The $10 million in awards leaves about $8 million remaining in the grants fund.
Locally, the money went to a water filter project in Batesburg-Leesville and new sidewalks and trees in Lexington, and to purchase “inflatables” for South Congaree events.
In total, the committee awarded 214 grants.
Sanford has criticized the program as a waste of taxpayer money. He said the program has no criteria for awarding grants and little oversight to make sure the money is properly spent.
A State newspaper investigation last year found that a handful of grants were spent on items other than what the application requested and that much of the money was not accounted for.
Committee member Scott English, Sanford’s chief of staff, asked the panel not to award any more grants until the state’s budget stabilizes. English asked to stop grants until the end of the next budget year, and for the next four months.
The panel rejected his request both times.

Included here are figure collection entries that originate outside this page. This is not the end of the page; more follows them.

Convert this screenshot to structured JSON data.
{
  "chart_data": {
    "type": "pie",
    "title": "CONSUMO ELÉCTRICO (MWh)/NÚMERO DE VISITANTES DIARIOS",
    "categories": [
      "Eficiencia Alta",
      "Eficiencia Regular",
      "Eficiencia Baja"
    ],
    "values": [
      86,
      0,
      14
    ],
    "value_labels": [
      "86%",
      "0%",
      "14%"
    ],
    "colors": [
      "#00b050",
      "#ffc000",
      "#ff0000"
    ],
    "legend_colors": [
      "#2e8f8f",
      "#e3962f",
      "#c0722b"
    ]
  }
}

“I continue to worry that things may not end up rosy,” English said, noting projected shortfalls for school bus fuel and other government services.

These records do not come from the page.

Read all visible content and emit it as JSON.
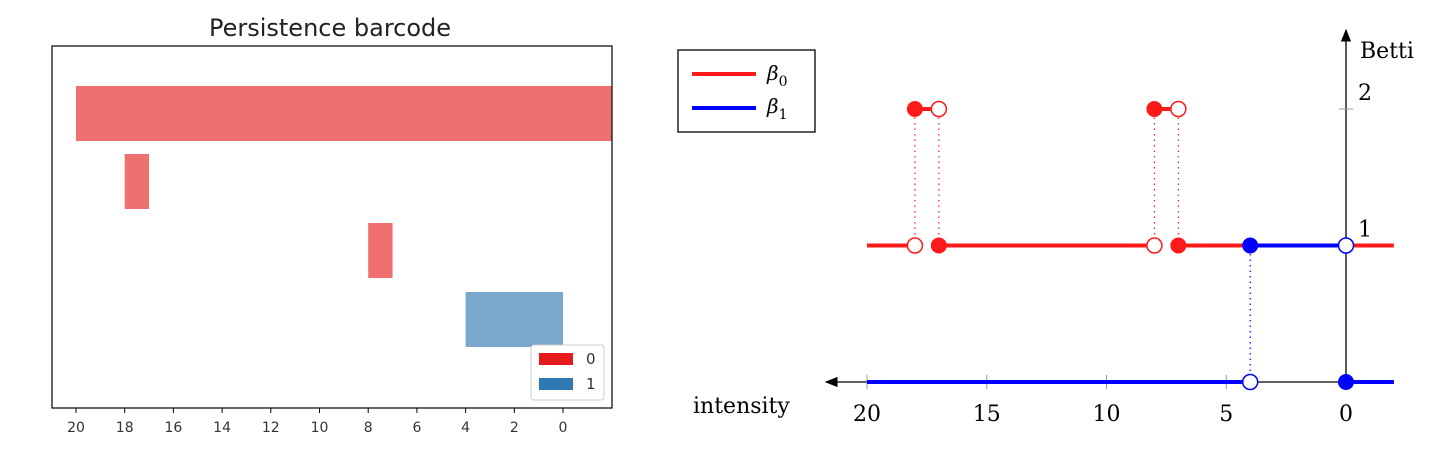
{
  "chart_data": [
    {
      "type": "bar",
      "orientation": "horizontal-barcode",
      "title": "Persistence barcode",
      "x_reversed": true,
      "xlim": [
        21,
        -2
      ],
      "xticks": [
        "20",
        "18",
        "16",
        "14",
        "12",
        "10",
        "8",
        "6",
        "4",
        "2",
        "0"
      ],
      "grid": false,
      "legend_position": "bottom-right",
      "legend": [
        {
          "label": "0",
          "color": "#e41a1c"
        },
        {
          "label": "1",
          "color": "#2f78b3"
        }
      ],
      "bars": [
        {
          "dimension": 0,
          "birth": 20,
          "death": null
        },
        {
          "dimension": 0,
          "birth": 18,
          "death": 17
        },
        {
          "dimension": 0,
          "birth": 8,
          "death": 7
        },
        {
          "dimension": 1,
          "birth": 4,
          "death": 0
        }
      ],
      "bar_colors": {
        "0": "#f07070",
        "1": "#7aa8cc"
      }
    },
    {
      "type": "line",
      "subtype": "step-function",
      "xlabel": "intensity",
      "ylabel": "Betti",
      "x_reversed": true,
      "xticks": [
        "20",
        "15",
        "10",
        "5",
        "0"
      ],
      "yticks": [
        "1",
        "2"
      ],
      "legend_position": "top-left",
      "legend": [
        {
          "label": "β",
          "subscript": "0",
          "color": "#ff1a1a"
        },
        {
          "label": "β",
          "subscript": "1",
          "color": "#0000ff"
        }
      ],
      "series": [
        {
          "name": "β0",
          "color": "#ff1a1a",
          "segments": [
            {
              "x_from": 20,
              "x_to": 18,
              "y": 1
            },
            {
              "x_from": 18,
              "x_to": 17,
              "y": 2
            },
            {
              "x_from": 17,
              "x_to": 8,
              "y": 1
            },
            {
              "x_from": 8,
              "x_to": 7,
              "y": 2
            },
            {
              "x_from": 7,
              "x_to": -2,
              "y": 1
            }
          ],
          "filled_points": [
            [
              18,
              2
            ],
            [
              17,
              1
            ],
            [
              8,
              2
            ],
            [
              7,
              1
            ]
          ],
          "open_points": [
            [
              17,
              2
            ],
            [
              18,
              1
            ],
            [
              7,
              2
            ],
            [
              8,
              1
            ]
          ]
        },
        {
          "name": "β1",
          "color": "#0000ff",
          "segments": [
            {
              "x_from": 20,
              "x_to": 4,
              "y": 0
            },
            {
              "x_from": 4,
              "x_to": 0,
              "y": 1
            },
            {
              "x_from": 0,
              "x_to": -2,
              "y": 0
            }
          ],
          "filled_points": [
            [
              4,
              1
            ],
            [
              0,
              0
            ]
          ],
          "open_points": [
            [
              4,
              0
            ],
            [
              0,
              1
            ]
          ]
        }
      ]
    }
  ]
}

English noted that lawmakers passed a resolution allowing them to come back and deal with budget shortfalls through the end of October, an unusual step.
Committee chairman Jimmy Bailey, a former legislator, said Sanford and the Legislature had already argued about the program. Lawmakers won, he said, and English was asking the committee to make a legislative decision.
“What you are asking us to do is what the legislators said ‘no’ to the governor in a similar request,” Bailey. “I, for one, am too old for arguments.”
During budget debate this year, Sanford and his legislative allies had repeatedly asked that the competitive grants money be used to fund other state needs. Lawmakers have said the program funds needed items around the state.
The committee did reject one application — for a group that has already received a grant — and put off another that said the grant would help pay for salaries, a violation of new guidelines adopted by the committee last year.
Mason Hardy, executive director of the South Carolina Association of Nonprofit Organizations, said state groups use the grant money to provide such services as teaching children to read. Those nonprofits and programs, Hardy said, are worthy of public funding.
The committee has no future meetings scheduled, and no plans to accept future grant requests. The program received about 1,200 applications in January.